Das ist ein weiteres Problem und ernsthaftes Hindernis. Mit solch einer Möglichkeit steht noch vor der Lösung der Wahlkrise bereits die nächste politische Krise ins Haus. Die arabischen Medien sprachen von einem Besuches des Kommandanten der iranischen Kräfte Qassem Soleimani in Südkurdistan in dieser Phase. Soleimani ist Kommandeur der al-Quds-Einheit, einer Division der Iranischen Revolutionsgarde, die Spezialeinsätze außerhalb des Iran durchführen. Auch wenn es sich um Behauptungen handelt, so liegt es dennoch im Bereich des Wahrscheinlichen.

Die USA und der Iran

Die Wahrscheinlichkeit, dass diese Besuche stattgefunden haben, ist ziemlich hoch.
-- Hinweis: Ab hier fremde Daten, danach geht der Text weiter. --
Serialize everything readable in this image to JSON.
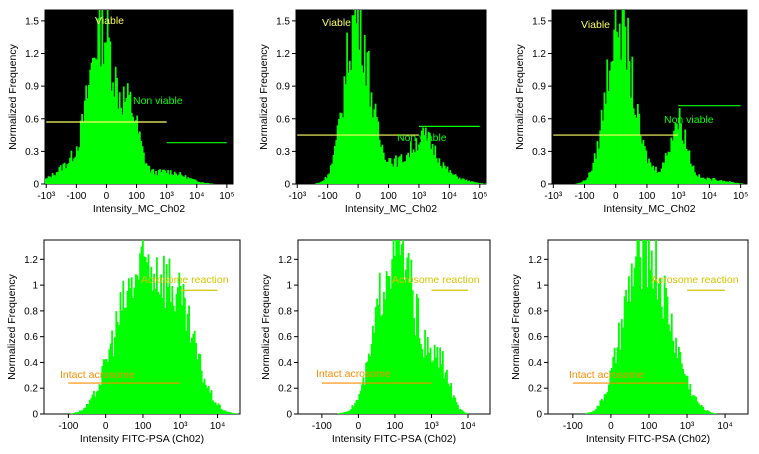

Das Bedürfnis des Irans eine ihm nahestehende Regierung im Irak zu bilden, ist mindestens genauso groß wie das der USA. Ob nun eine USA-nahe oder eine Iran-nahe Regierung gebildet wird, die Interventionen dieser Kräfte werden neue Probleme hervorrufen. Mit dem Rückzug der USA aus dem Atomabkommen hat die Spannung zwischen den beiden Mächten eine gefährliche Dimension erreicht. Daher wird eine Regierung, die einer der beiden Seiten nahe steht, wenig Erfolgsaussichten haben, sie wird wohl in kurzer Zeit zusammenbrechen.

Erklärungen von PDK-Vertreter können die Krise noch vertiefen

Während diese Krise erklärte Hawraman aus der Führung der südkurdischen PDK, dass der irakische Republikspräsident ein Kurde sein werde, aber nicht aus der YNK kommen müsse. Diese Erklärung spitzt das Klima vor den Wahlen in Südkurdistan im September zu, da es eigentlich ein Einverständnis zwischen der PDK und der YNK gibt, dass der irakische Republikspräsident von der YNK sein soll, während der Regionalpräsident von Kurdistan zur PDK gehören müsse. Ohne Zweifel wird die YNK der PDK weder die Republikspräsidentschaft noch die Regionalpräsidentschaft der PDK überlassen wollen. Daher trägt diese Erklärung das Potential, den kalten Krieg zwischen PDK und YNK auf eine neue Stufe zu heben.

Wo man auch hinschaut vertiefen sich die Probleme. Auch die Namen, die in den Erklärungen benannt werden, deuten in diese Richtung. Sowohl für den Irak, als auch für Südkurdistan wurde das Tor zu einer neuen Krisenzeit aufgestoßen.